The ob_start() function uses a single handler stack. When a coroutine calls ob_start() and then goes to sleep, another coroutine may see the other’s buffer if nothing is done. (By the way, Fiber does not handle ob_start() properly.)

A one-shot switch handler solves this at coroutine startup: it moves the global OG(handlers) into the coroutine’s context and clears the global state. After this, each coroutine works with its own buffer, and echo in one doesn’t mix with another.

Example: Destructors During Shutdown

When PHP shuts down, zend_objects_store_call_destructors() is called – traversing the object store and calling destructors. Normally this is a linear process.

But a destructor may contain await. For example, a database connection object wants to properly close the connection – which is a network operation. The coroutine calls await inside the destructor and goes to sleep.

The remaining destructors need to continue. The switch handler catches the LEAVE moment and spawns a new high-priority coroutine that continues the traversal from the object where the previous one stopped.

Registration

// Add handler to a specific coroutine
ZEND_COROUTINE_ADD_SWITCH_HANDLER(coroutine, handler);

// Add to the current coroutine (or to main if Scheduler hasn't started yet)
ZEND_ASYNC_ADD_SWITCH_HANDLER(handler);

// Add handler that fires when the main coroutine starts
ZEND_ASYNC_ADD_MAIN_COROUTINE_START_HANDLER(handler);

The last macro is needed by subsystems that initialize before the Scheduler starts.
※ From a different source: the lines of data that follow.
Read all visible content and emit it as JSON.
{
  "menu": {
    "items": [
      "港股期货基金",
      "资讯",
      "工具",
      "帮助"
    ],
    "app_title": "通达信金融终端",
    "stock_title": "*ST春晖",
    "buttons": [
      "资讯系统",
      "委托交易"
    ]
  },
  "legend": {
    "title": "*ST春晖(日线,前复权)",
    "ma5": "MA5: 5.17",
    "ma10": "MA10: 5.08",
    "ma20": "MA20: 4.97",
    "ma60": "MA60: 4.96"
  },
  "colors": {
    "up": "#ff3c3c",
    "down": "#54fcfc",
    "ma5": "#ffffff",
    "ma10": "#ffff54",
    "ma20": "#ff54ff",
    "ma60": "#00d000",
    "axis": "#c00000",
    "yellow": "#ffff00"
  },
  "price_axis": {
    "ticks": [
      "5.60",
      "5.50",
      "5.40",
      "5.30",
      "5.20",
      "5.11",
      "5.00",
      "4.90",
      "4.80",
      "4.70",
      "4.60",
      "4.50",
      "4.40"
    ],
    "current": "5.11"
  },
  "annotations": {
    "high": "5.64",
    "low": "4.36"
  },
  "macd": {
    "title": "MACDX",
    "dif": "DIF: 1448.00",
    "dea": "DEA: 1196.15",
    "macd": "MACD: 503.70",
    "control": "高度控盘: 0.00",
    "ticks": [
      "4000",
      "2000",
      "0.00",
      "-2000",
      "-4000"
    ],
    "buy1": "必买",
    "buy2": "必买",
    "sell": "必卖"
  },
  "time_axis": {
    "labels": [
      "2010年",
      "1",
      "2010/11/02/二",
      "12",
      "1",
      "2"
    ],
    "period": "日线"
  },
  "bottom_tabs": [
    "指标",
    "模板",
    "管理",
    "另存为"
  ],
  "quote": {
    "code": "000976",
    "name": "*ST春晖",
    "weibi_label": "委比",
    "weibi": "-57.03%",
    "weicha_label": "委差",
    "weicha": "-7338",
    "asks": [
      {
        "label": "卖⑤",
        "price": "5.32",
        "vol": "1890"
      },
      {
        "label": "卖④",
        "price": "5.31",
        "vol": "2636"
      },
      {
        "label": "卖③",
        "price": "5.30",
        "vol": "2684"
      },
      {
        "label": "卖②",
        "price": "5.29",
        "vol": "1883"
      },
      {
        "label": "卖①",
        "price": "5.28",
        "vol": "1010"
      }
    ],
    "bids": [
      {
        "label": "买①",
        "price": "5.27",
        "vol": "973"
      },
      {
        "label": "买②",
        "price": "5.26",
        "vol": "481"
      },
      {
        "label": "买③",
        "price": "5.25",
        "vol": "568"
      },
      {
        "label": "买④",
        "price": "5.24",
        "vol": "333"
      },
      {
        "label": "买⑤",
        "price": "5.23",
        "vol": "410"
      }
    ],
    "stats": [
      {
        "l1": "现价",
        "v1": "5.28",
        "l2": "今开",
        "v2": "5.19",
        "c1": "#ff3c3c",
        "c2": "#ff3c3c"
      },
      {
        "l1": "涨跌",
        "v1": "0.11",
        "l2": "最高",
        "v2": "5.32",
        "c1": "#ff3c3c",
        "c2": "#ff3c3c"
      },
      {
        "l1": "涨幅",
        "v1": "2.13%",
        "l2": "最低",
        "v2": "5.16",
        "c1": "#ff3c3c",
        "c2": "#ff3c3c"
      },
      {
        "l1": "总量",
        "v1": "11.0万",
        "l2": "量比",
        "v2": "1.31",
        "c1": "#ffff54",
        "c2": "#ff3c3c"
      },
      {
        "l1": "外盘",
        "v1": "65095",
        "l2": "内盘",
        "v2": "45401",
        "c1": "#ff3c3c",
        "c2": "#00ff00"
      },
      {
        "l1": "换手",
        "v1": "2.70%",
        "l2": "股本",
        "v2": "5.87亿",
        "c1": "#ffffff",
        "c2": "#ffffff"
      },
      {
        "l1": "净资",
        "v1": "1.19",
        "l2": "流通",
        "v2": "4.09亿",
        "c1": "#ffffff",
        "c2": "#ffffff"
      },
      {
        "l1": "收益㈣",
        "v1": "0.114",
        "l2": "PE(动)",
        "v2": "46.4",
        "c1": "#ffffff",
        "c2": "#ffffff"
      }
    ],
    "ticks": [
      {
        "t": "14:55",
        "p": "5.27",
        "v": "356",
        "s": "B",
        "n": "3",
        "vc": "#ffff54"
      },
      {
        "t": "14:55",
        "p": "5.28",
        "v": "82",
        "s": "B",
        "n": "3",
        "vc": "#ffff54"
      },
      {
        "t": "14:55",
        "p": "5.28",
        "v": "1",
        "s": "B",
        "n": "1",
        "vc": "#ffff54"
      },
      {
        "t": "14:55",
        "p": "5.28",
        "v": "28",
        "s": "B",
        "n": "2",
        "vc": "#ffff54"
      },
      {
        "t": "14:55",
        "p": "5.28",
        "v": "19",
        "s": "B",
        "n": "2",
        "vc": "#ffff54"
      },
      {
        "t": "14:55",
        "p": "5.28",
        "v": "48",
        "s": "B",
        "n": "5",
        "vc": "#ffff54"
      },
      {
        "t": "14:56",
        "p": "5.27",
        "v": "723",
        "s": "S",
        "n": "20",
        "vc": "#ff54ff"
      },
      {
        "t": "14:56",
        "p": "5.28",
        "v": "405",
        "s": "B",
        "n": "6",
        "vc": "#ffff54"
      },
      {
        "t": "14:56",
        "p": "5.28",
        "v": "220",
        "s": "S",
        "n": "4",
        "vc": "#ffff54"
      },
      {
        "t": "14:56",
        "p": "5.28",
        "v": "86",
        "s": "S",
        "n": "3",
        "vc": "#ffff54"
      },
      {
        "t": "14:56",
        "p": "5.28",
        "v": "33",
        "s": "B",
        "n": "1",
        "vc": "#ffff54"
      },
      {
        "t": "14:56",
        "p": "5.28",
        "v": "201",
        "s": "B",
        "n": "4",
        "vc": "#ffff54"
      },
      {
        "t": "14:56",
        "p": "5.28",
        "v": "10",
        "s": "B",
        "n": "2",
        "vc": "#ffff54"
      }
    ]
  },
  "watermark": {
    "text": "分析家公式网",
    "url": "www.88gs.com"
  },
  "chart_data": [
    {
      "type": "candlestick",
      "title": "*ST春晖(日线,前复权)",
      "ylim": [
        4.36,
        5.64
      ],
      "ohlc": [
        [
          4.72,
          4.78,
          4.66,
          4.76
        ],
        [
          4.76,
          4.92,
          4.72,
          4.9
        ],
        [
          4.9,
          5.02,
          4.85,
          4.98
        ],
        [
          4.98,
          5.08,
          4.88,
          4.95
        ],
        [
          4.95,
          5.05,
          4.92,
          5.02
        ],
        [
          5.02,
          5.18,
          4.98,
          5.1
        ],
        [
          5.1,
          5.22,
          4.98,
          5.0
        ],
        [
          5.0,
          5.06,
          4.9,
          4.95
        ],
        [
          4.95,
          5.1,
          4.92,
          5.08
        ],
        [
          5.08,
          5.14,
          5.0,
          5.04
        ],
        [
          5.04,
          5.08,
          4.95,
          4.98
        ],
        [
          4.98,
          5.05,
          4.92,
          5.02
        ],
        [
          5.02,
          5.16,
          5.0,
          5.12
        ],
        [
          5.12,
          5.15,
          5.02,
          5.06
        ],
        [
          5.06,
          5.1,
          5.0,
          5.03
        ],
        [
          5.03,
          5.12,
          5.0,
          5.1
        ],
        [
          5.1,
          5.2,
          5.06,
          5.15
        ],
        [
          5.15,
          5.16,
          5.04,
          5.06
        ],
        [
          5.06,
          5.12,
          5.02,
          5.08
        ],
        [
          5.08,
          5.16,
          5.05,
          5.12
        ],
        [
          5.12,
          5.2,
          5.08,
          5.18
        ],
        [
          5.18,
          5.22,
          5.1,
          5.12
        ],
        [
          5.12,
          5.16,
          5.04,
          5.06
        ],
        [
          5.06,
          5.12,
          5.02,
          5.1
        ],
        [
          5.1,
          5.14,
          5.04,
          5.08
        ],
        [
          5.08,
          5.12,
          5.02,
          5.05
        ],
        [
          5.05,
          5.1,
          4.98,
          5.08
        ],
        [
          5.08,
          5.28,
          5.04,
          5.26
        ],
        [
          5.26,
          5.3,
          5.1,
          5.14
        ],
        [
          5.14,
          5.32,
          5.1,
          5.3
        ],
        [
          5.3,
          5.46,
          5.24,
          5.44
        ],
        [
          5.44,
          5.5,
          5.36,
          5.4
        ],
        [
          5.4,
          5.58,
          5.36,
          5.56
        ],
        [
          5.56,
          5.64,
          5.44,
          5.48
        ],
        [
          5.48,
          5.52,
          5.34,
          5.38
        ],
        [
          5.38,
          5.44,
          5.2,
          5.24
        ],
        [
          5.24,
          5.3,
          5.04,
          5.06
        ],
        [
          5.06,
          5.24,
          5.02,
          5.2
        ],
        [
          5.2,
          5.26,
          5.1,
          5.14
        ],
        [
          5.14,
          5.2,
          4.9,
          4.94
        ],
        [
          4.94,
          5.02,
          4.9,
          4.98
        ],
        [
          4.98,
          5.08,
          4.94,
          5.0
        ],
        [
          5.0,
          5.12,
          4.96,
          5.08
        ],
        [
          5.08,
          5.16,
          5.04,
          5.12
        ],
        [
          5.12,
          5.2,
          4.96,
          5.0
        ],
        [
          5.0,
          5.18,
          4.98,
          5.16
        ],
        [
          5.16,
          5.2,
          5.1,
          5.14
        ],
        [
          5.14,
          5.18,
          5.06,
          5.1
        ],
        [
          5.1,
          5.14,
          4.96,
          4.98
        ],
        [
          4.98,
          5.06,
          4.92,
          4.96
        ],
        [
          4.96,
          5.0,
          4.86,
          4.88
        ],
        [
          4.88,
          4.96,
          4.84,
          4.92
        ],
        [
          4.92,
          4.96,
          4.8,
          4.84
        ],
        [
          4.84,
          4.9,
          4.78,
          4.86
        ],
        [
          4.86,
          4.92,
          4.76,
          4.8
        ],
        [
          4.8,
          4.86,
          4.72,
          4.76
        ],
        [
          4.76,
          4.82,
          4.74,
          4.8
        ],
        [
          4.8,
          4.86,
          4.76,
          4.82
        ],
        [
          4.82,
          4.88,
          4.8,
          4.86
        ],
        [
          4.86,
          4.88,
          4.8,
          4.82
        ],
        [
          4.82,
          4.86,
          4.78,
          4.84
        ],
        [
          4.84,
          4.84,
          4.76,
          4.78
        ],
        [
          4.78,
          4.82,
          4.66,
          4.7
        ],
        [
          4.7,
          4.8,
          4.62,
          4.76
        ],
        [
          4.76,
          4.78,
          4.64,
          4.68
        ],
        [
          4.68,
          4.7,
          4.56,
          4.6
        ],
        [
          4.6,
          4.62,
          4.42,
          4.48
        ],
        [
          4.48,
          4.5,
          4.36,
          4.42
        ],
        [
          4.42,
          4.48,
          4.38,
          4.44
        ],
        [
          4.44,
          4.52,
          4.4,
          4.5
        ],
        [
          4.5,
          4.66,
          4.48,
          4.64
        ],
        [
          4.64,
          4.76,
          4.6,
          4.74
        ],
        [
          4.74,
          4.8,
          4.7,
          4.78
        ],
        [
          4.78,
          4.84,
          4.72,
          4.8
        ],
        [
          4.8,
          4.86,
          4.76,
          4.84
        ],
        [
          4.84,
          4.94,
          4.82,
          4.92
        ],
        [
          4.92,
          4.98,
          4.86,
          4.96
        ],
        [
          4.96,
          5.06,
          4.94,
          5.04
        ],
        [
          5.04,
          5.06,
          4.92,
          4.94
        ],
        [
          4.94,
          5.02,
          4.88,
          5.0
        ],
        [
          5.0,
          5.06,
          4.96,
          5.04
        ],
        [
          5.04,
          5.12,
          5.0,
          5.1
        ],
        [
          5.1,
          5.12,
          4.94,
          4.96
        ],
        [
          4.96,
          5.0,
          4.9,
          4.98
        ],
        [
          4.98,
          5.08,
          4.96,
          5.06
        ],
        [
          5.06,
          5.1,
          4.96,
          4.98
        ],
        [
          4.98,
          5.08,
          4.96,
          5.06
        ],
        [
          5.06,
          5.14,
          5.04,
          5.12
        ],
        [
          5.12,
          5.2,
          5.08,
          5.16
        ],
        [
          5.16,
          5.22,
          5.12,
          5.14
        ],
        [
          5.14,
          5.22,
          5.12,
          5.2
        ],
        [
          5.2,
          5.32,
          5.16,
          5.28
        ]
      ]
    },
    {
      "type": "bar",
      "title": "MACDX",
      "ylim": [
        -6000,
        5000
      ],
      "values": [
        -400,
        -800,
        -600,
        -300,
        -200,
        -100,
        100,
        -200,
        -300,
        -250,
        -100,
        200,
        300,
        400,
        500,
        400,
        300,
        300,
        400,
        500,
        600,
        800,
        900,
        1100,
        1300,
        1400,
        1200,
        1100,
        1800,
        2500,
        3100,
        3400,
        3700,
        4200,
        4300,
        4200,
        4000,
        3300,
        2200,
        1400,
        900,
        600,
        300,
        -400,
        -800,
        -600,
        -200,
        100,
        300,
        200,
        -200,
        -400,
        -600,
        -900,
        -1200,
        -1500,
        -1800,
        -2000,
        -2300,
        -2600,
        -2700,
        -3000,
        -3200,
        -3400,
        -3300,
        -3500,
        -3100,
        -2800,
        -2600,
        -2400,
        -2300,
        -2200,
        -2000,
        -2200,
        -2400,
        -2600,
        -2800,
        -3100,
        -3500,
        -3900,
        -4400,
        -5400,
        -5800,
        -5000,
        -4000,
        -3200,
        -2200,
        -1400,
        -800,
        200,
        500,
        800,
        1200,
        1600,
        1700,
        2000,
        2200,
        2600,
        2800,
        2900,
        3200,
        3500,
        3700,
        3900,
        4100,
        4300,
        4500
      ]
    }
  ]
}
They register a handler globally, and when the Scheduler creates the main coroutine, all global handlers are copied into it and fire as ENTER.

Reactor

Why libuv?

TrueAsync uses libuv, the same library that powers Node.js.

The choice is deliberate. libuv provides:

• A unified API for Linux (epoll), macOS (kqueue), Windows (IOCP)
• Built-in support for timers, signals, DNS, child processes, file I/O
• A mature codebase tested by billions of requests in production

Alternatives (libev, libevent, io_uring) were considered, but libuv wins on usability.

Structure

// Reactor global data (in ASYNC_G)
uv_loop_t uvloop;
bool reactor_started;
uint64_t last_reactor_tick;

// Signal management
HashTable *signal_handlers;  // signum -> uv_signal_t*
HashTable *signal_events;    // signum -> HashTable* (events)
HashTable *process_events;   // SIGCHLD process events

Event Types and Wrappers

Each event in TrueAsync has a dual nature: an ABI structure defined in the PHP core, and a libuv handle that actually interacts with the OS. The Reactor “glues” them together, creating wrappers where both worlds coexist:

For more details on event structure, see Events and the Event Model.

Async IO

For stream operations, a unified async_io_t is used:

struct _async_io_t {
    zend_async_io_t base;   // ABI: event + fd/socket + type + state
    int crt_fd;             // CRT file descriptor
    async_io_req_t *active_req;
    union {
        uv_stream_t stream;
        uv_pipe_t pipe;
        uv_tty_t tty;
        uv_tcp_t tcp;
        uv_udp_t udp;
        struct { zend_off_t offset; } file;
    } handle;
};

The same interface (ZEND_ASYNC_IO_READ/WRITE/CLOSE) works with PIPE, FILE, TCP, UDP, TTY. The specific implementation is selected at handle creation time based on type.

Reactor Loop

reactor_execute(no_wait) calls one tick of the libuv event loop:

• no_wait = true – non-blocking call, process only ready events
• no_wait = false – block until the next event

The Scheduler uses both modes. Between coroutine switches – a non-blocking tick to collect events that have already fired. When the coroutine queue is empty – a blocking call to avoid wasting CPU in an idle loop.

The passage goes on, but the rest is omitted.